JACKSON, Wyo. -- The recent swarm of small earthquakes in Yellowstone National Park could alter some of the park's thermal features but should not raise any concern about the park's large volcano erupting anytime soon, a researcher said.
More than 500 earthquakes have been recorded in the area around Yellowstone Lake in the past 10 days.
The earthquakes appear to be subsiding and caused no property damage. But they have left scientists and park officials wondering what it means for the world's first national park.
While the park has experienced earthquake swarms before, the recent activity is unusual because of its intensity.
Robert Smith, a professor of geophysics at the University of Utah, has studied Yellowstone's seismic activity for the past 40 years.
As director of the Yellowstone seismic and GPS network, Smith is overseeing a team of researchers in the Department of Geology and Geophysics who are reviewing data from each of the tremors. The team has analyzed 300 of the earthquakes so far.
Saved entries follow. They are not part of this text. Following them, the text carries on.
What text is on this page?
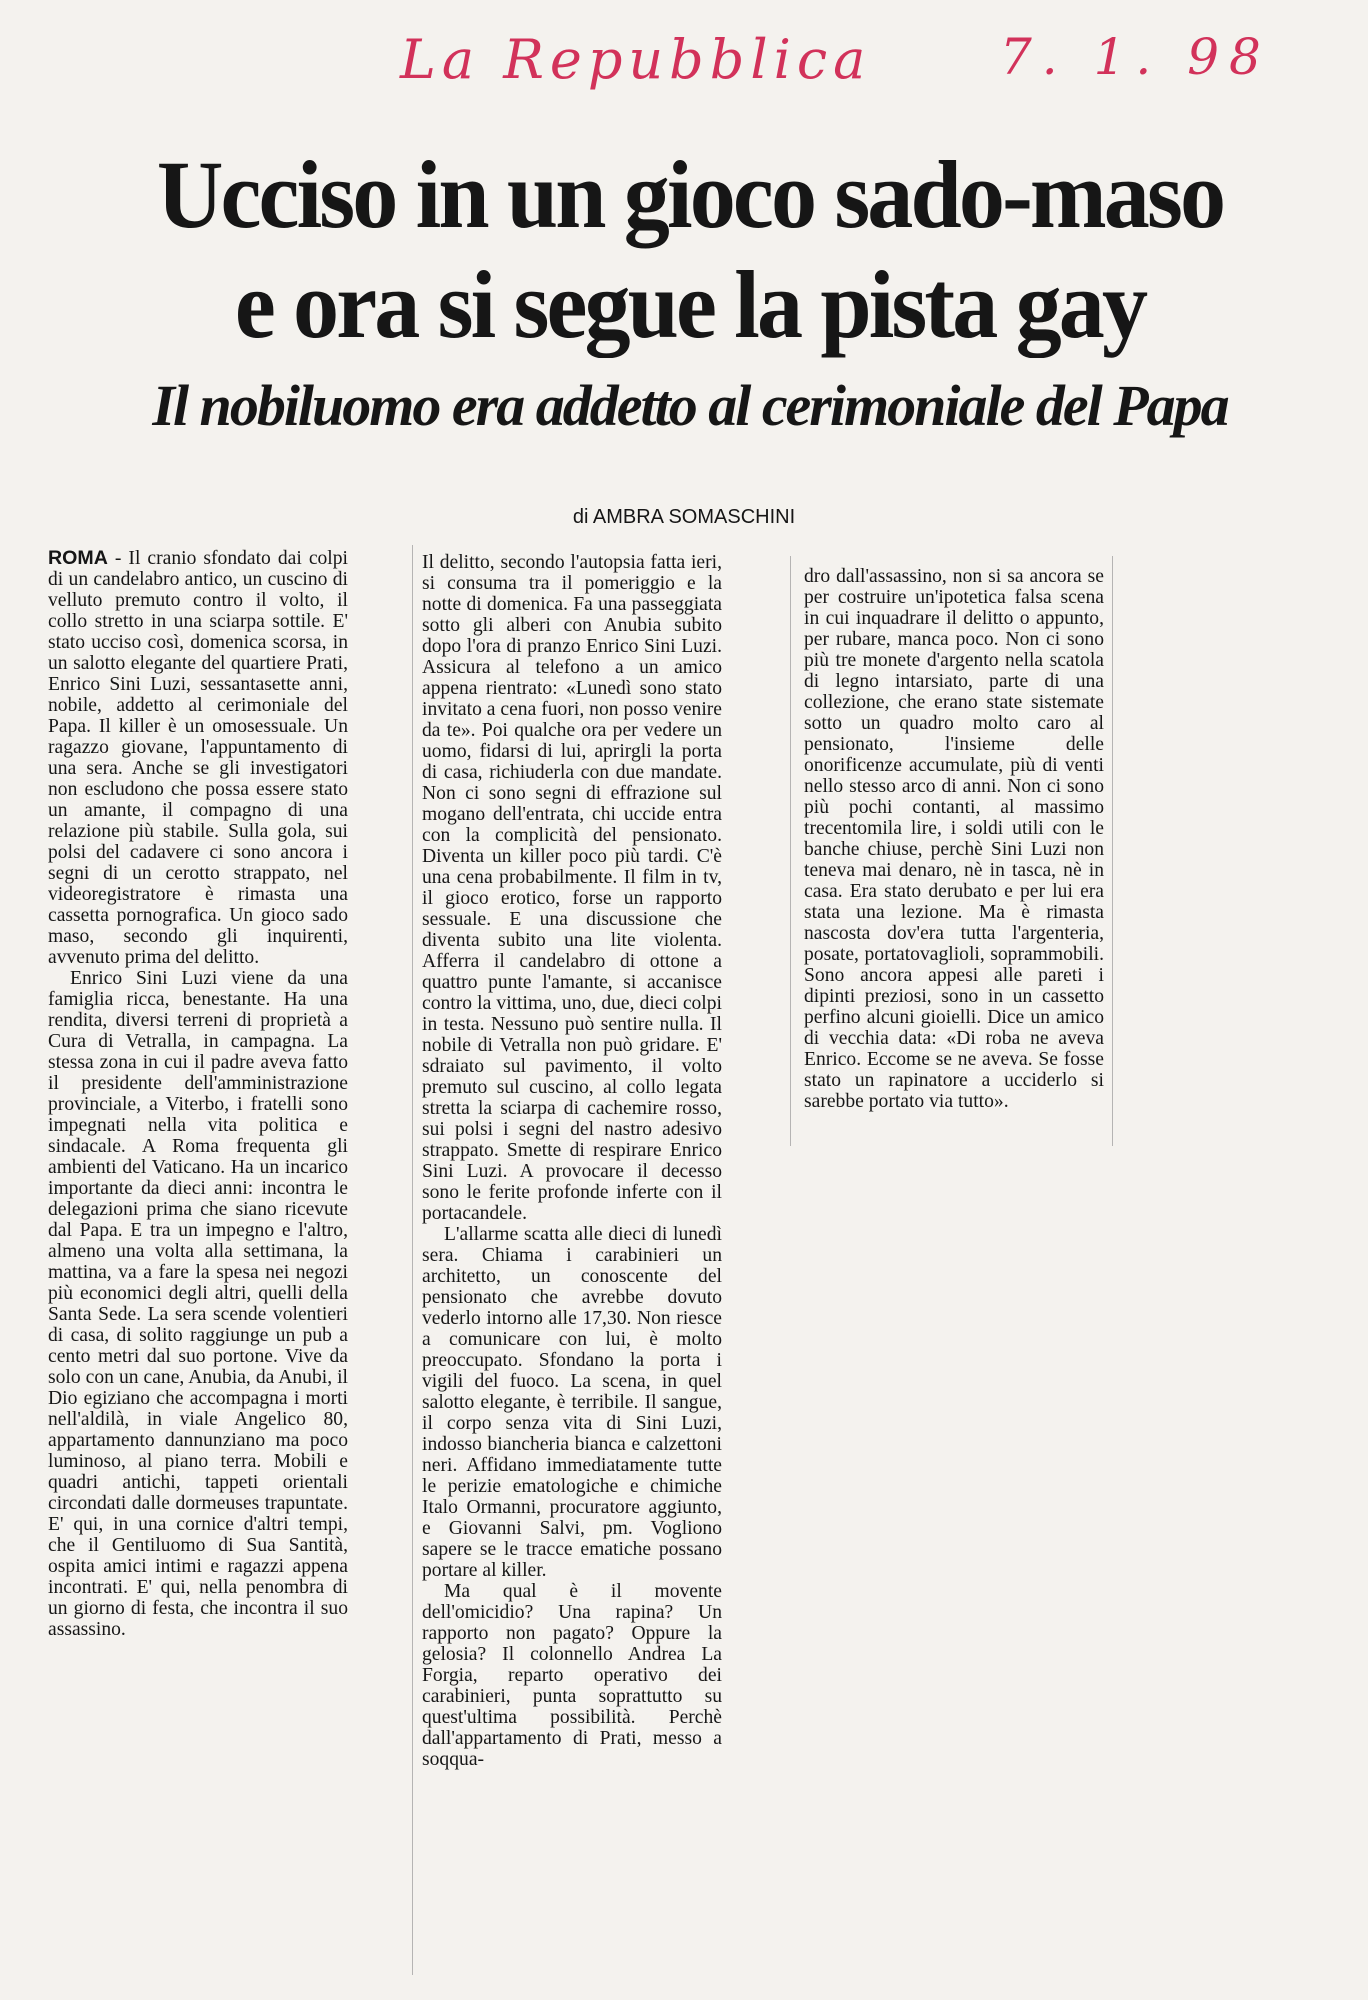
La Repubblica	7. 1. 98
Ucciso in un gioco sado-maso
e ora si segue la pista gay
Il nobiluomo era addetto al cerimoniale del Papa
di AMBRA SOMASCHINI

ROMA - Il cranio sfondato dai colpi di un candelabro antico, un cuscino di velluto premuto contro il volto, il collo stretto in una sciarpa sottile. E' stato ucciso così, domenica scorsa, in un salotto elegante del quartiere Prati, Enrico Sini Luzi, sessantasette anni, nobile, addetto al cerimoniale del Papa. Il killer è un omosessuale. Un ragazzo giovane, l'appuntamento di una sera. Anche se gli investigatori non escludono che possa essere stato un amante, il compagno di una relazione più stabile. Sulla gola, sui polsi del cadavere ci sono ancora i segni di un cerotto strappato, nel videoregistratore è rimasta una cassetta pornografica. Un gioco sado maso, secondo gli inquirenti, avvenuto prima del delitto.

Enrico Sini Luzi viene da una famiglia ricca, benestante. Ha una rendita, diversi terreni di proprietà a Cura di Vetralla, in campagna. La stessa zona in cui il padre aveva fatto il presidente dell'amministrazione provinciale, a Viterbo, i fratelli sono impegnati nella vita politica e sindacale. A Roma frequenta gli ambienti del Vaticano. Ha un incarico importante da dieci anni: incontra le delegazioni prima che siano ricevute dal Papa. E tra un impegno e l'altro, almeno una volta alla settimana, la mattina, va a fare la spesa nei negozi più economici degli altri, quelli della Santa Sede. La sera scende volentieri di casa, di solito raggiunge un pub a cento metri dal suo portone. Vive da solo con un cane, Anubia, da Anubi, il Dio egiziano che accompagna i morti nell'aldilà, in viale Angelico 80, appartamento dannunziano ma poco luminoso, al piano terra. Mobili e quadri antichi, tappeti orientali circondati dalle dormeuses trapuntate. E' qui, in una cornice d'altri tempi, che il Gentiluomo di Sua Santità, ospita amici intimi e ragazzi appena incontrati. E' qui, nella penombra di un giorno di festa, che incontra il suo assassino.

Il delitto, secondo l'autopsia fatta ieri, si consuma tra il pomeriggio e la notte di domenica. Fa una passeggiata sotto gli alberi con Anubia subito dopo l'ora di pranzo Enrico Sini Luzi. Assicura al telefono a un amico appena rientrato: «Lunedì sono stato invitato a cena fuori, non posso venire da te». Poi qualche ora per vedere un uomo, fidarsi di lui, aprirgli la porta di casa, richiuderla con due mandate. Non ci sono segni di effrazione sul mogano dell'entrata, chi uccide entra con la complicità del pensionato. Diventa un killer poco più tardi. C'è una cena probabilmente. Il film in tv, il gioco erotico, forse un rapporto sessuale. E una discussione che diventa subito una lite violenta. Afferra il candelabro di ottone a quattro punte l'amante, si accanisce contro la vittima, uno, due, dieci colpi in testa. Nessuno può sentire nulla. Il nobile di Vetralla non può gridare. E' sdraiato sul pavimento, il volto premuto sul cuscino, al collo legata stretta la sciarpa di cachemire rosso, sui polsi i segni del nastro adesivo strappato. Smette di respirare Enrico Sini Luzi. A provocare il decesso sono le ferite profonde inferte con il portacandele.

L'allarme scatta alle dieci di lunedì sera. Chiama i carabinieri un architetto, un conoscente del pensionato che avrebbe dovuto vederlo intorno alle 17,30. Non riesce a comunicare con lui, è molto preoccupato. Sfondano la porta i vigili del fuoco. La scena, in quel salotto elegante, è terribile. Il sangue, il corpo senza vita di Sini Luzi, indosso biancheria bianca e calzettoni neri. Affidano immediatamente tutte le perizie ematologiche e chimiche Italo Ormanni, procuratore aggiunto, e Giovanni Salvi, pm. Vogliono sapere se le tracce ematiche possano portare al killer.

Ma qual è il movente dell'omicidio? Una rapina? Un rapporto non pagato? Oppure la gelosia? Il colonnello Andrea La Forgia, reparto operativo dei carabinieri, punta soprattutto su quest'ultima possibilità. Perchè dall'appartamento di Prati, messo a soqqua-

dro dall'assassino, non si sa ancora se per costruire un'ipotetica falsa scena in cui inquadrare il delitto o appunto, per rubare, manca poco. Non ci sono più tre monete d'argento nella scatola di legno intarsiato, parte di una collezione, che erano state sistemate sotto un quadro molto caro al pensionato, l'insieme delle onorificenze accumulate, più di venti nello stesso arco di anni. Non ci sono più pochi contanti, al massimo trecentomila lire, i soldi utili con le banche chiuse, perchè Sini Luzi non teneva mai denaro, nè in tasca, nè in casa. Era stato derubato e per lui era stata una lezione. Ma è rimasta nascosta dov'era tutta l'argenteria, posate, portatovaglioli, soprammobili. Sono ancora appesi alle pareti i dipinti preziosi, sono in un cassetto perfino alcuni gioielli. Dice un amico di vecchia data: «Di roba ne aveva Enrico. Eccome se ne aveva. Se fosse stato un rapinatore a ucciderlo si sarebbe portato via tutto».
"Earthquakes ... up to magnitude 3.9 are considered small," he said, explaining that the largest earthquakes in the past week or so were felt at Grant Village and Old Faithful. "...The concern that we have is that this is such an energetic swarm."
While Smith doesn't anticipate any volcanic eruptions as a result of the earthquake swarm, he said there is potential for hydrothermal explosions and more earthquakes.